“O tempo e o modo da mudança portuguesa é, no fundo, camponês.”
O tempo e o modo de mudança portugueses é camponesíssimo sem que o “issimo” constitua aqui qualquer exagero. Não podemos fazer generalizações… mas, após o ultimo referendo ao aborto conclui que apenas me considero concidadã de apenas 2 dos 10 milhões de portugueses residentes neste país. Os restantes portugueses transpuseram linearmente a lógica pré-democracia para aquilo que se pode considerar a arena do mundo pos-moderno. Os portugueses não tiveram modernismo para amadurecer a consciência cívica, a honestidade mental (ainda dominada pelos fantasmas da moral católica) e o respeito pela vida alheia. A única coisa que conhecem é a ditadura do pensamento único, a crença cega em tudo o que ouvem da boca de senhores que se vestem e penteiam tão bem e que ainda por cima falam com palavras caras na televisão .. conhecem também a beatice social a condenação da conduta do outro como forma de auto-promoção quando na realidade o que se passa é tão simplesmente aquilo que começou por afirmar no inicio do seu texto : "Eles matam o touro na arena, nós nos bastidores". É assim com quase tudo em Portugal, é precisamente por isso que o país consegue estar integrado numa união transnacional europeia, e fa-lo ocultando os podres e a real miséria mental de grande parte do povo português que há apenas uma geração aprendeu democraticamente a ler e ultrapassou a mediocridade do ensino primário….
Quanto à temática da despenalização do aborto continuar-se-á na mesma lógica hipócrita com que o nosso sistema de saúde beneficia os utentes de oftalmologia ou de estomatologia com a diferença de que as 10 semanas de gestação não poderão esperar 2 anos por uma consulta no sistema de saúde público.
Eu votei sim porque acredito na humanização e no desenvolvimento do ser humano em busca de um maior auto-controlo e harmonia entre de si próprio como individuo, entre si e a sociedade e entre a sociedade e do planeta. Votei sim porque sou contra a hipocrisia e a favor do respeito da individualidade de cada um. Votei sim porque considero uma violação do corpo de outrem a obrigatoriedade de gerar algo que não se deseja.

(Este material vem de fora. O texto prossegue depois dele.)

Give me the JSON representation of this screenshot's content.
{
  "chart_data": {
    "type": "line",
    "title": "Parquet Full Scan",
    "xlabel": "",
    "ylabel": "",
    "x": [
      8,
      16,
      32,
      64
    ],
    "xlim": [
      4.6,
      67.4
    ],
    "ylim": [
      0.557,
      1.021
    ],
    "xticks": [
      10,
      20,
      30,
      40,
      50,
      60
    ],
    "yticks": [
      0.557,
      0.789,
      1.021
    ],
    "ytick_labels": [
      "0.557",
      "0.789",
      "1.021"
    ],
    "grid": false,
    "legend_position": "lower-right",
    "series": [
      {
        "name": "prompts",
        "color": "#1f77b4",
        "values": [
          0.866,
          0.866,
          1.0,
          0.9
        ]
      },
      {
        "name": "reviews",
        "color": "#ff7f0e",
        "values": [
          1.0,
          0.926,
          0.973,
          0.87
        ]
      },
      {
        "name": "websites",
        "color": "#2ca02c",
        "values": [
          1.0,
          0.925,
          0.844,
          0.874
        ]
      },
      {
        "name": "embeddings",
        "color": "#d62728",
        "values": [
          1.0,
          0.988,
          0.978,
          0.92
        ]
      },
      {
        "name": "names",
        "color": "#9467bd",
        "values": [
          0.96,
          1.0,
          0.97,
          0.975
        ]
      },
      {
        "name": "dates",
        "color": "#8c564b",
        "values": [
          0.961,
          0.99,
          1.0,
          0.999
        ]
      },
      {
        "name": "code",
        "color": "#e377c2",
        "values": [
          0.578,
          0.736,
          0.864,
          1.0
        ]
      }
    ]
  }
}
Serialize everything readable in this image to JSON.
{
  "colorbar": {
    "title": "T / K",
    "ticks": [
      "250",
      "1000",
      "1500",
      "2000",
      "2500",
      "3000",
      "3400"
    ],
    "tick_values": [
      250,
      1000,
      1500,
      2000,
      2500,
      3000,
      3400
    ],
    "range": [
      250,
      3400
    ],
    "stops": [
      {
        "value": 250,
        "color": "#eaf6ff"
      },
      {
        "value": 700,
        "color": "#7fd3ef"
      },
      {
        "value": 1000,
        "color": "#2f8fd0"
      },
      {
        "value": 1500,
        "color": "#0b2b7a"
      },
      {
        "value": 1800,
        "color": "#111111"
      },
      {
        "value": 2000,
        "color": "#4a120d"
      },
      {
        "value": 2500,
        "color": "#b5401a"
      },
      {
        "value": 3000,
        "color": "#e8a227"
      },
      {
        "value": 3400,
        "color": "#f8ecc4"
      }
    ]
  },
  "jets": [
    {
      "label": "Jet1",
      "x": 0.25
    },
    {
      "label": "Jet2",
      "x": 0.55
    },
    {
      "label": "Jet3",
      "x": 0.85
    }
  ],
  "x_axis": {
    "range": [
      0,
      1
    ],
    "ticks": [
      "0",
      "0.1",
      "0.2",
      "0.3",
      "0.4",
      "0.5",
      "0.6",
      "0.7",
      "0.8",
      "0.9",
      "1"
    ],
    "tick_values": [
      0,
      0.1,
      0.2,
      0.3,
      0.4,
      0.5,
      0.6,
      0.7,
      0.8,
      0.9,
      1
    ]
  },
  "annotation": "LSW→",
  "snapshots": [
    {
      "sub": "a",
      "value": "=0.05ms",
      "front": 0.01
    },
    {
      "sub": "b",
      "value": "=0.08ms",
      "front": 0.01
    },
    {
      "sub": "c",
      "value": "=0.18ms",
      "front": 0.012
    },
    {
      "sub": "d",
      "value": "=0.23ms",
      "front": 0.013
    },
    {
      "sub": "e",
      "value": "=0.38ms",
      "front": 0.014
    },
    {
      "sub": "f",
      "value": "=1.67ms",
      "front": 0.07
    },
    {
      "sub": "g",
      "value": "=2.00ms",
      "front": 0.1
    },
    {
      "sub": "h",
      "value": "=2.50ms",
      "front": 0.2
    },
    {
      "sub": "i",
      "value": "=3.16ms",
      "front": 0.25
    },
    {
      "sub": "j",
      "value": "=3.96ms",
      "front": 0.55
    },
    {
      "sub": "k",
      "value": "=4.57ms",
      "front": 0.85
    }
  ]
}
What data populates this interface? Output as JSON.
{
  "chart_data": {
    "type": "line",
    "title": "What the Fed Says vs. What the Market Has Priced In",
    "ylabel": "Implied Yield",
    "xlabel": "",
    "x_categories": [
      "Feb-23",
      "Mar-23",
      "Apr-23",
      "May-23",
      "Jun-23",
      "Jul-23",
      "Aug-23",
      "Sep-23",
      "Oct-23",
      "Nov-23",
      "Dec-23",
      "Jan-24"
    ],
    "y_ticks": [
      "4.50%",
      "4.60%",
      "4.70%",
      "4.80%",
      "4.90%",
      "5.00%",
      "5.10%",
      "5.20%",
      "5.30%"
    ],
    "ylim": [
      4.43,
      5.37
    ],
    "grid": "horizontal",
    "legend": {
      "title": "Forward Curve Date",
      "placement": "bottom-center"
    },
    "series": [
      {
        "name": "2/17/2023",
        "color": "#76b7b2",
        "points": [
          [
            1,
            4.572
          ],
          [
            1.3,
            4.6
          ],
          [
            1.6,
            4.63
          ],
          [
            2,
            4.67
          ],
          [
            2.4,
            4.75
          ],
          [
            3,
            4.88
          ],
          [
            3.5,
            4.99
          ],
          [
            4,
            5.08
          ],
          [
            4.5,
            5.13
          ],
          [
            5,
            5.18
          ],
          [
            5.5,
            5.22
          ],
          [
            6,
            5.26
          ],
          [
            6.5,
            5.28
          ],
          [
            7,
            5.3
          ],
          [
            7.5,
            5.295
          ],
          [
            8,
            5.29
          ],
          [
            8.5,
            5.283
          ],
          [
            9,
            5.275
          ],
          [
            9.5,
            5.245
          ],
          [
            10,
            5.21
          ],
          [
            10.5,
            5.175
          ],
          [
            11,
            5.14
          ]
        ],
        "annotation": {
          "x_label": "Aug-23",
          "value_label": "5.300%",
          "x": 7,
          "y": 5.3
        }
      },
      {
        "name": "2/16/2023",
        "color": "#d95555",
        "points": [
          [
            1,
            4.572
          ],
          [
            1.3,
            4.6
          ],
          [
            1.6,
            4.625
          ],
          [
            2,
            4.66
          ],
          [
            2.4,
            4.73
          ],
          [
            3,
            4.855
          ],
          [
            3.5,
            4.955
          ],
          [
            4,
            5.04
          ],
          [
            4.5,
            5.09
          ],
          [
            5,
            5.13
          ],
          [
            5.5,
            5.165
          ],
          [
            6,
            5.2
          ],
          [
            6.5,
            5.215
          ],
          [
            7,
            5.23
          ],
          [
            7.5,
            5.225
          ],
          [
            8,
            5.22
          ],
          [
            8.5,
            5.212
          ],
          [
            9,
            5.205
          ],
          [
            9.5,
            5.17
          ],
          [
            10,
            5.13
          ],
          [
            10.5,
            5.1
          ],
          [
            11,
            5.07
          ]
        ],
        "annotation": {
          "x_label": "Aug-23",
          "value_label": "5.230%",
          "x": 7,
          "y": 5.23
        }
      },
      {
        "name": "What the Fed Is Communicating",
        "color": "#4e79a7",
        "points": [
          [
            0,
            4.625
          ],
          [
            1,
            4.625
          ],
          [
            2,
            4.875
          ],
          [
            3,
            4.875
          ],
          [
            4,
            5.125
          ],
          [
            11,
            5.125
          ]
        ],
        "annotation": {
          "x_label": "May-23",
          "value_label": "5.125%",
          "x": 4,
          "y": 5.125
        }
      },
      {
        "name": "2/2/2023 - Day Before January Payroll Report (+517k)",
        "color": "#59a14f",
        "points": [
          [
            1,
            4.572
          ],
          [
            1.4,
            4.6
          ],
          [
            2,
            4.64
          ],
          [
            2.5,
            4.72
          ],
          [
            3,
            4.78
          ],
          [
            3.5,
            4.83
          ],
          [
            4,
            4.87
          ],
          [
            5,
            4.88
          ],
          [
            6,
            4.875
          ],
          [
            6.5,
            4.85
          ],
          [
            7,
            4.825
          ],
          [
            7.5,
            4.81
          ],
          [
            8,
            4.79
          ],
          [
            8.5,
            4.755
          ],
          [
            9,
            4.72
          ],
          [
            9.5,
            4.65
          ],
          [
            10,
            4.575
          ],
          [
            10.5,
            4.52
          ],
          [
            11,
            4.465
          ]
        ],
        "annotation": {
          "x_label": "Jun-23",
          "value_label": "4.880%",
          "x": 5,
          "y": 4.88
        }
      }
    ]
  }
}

Votei sim porque discordo de autoritarismos semelhantes ao de Nicolae ceausescu , defensor do feto como propriedade do estado social condenando milhares de mulheres ao cárcere e à morte por aborto ilegal. Votei sim por toda uma panóplia de motivos que considero estruturantes da dignidade humana, de saúde individual e social, e em ultima instância de manutenção ecológica e sustentável do próprio planeta. No entanto a lógica que vejo avizinhar-se perante esta aceitação não resolverá o real problema do aborto mas continuará a gerar dinheiro fácil para as classes de sempre.
Ao fim ao cabo o que pude aprender mais uma vez com tudo isto é que vivo no país errado onde as perguntas e as respostas certas servem de isco para as politicas desejáveis das classes privilegiadas. Concluo assim que vivo entre pessoas erradas que elegem governos errados para fazerem leis hipócritas para inglês ver e para ficar bem nas estatísticas da união. wow , fantástico , entrámos finalmente no mapa dos países desenvolvidos mas de mascara na cara porque o nosso desenvolvimento legal não espelha a realidade social.
O sim e o não foram neste referendo uma faca de dois gumes para a manutenção de uma mediocridade que o governo não pretende resolver… aliás, é impossível resolver quando a questão da saúde portuguesa se situa numa lista de prioridades depois dos escandalosos casos de corrupção, da dissolução dos farfalhudos ordenados e pensões dos altos cargos públicos, das grandes obras e empreitadas tal como foram os estádios do euro e como será o aeroporto da Ota ou a terceira ponte lisboeta sobre o rio Tejo entre tantas outras coisas que não chegam à praça publica.
Em resumo e como forma de terminar toda esta tessitura sobre o meu desagrado para com este país e com esta nação, considero, mesmo correndo riscos de ser mal interpretada, que grande parte da moral existe como um livro de instruções mentais escrito pela classe dominante e imposta á classe dominada. A moral quando construída fora do ser : primeiro: não tem sentido, segundo, não se cumpre, terceiro oculta o vício e a verdade.
Por isso pura e simplesmente não sigo morais alheias, construo a minha própria moral com o direito que a sociedade onde resido me concedeu, o de viver, pensar e ser individualmente e construir a minha individualidade em conjunto com o outro…. A única coisa que me faz sentir infeliz é que esse outro igualmente livre ainda existe em muito pequeno numero sobre a coerção desta moralzinha autoritária.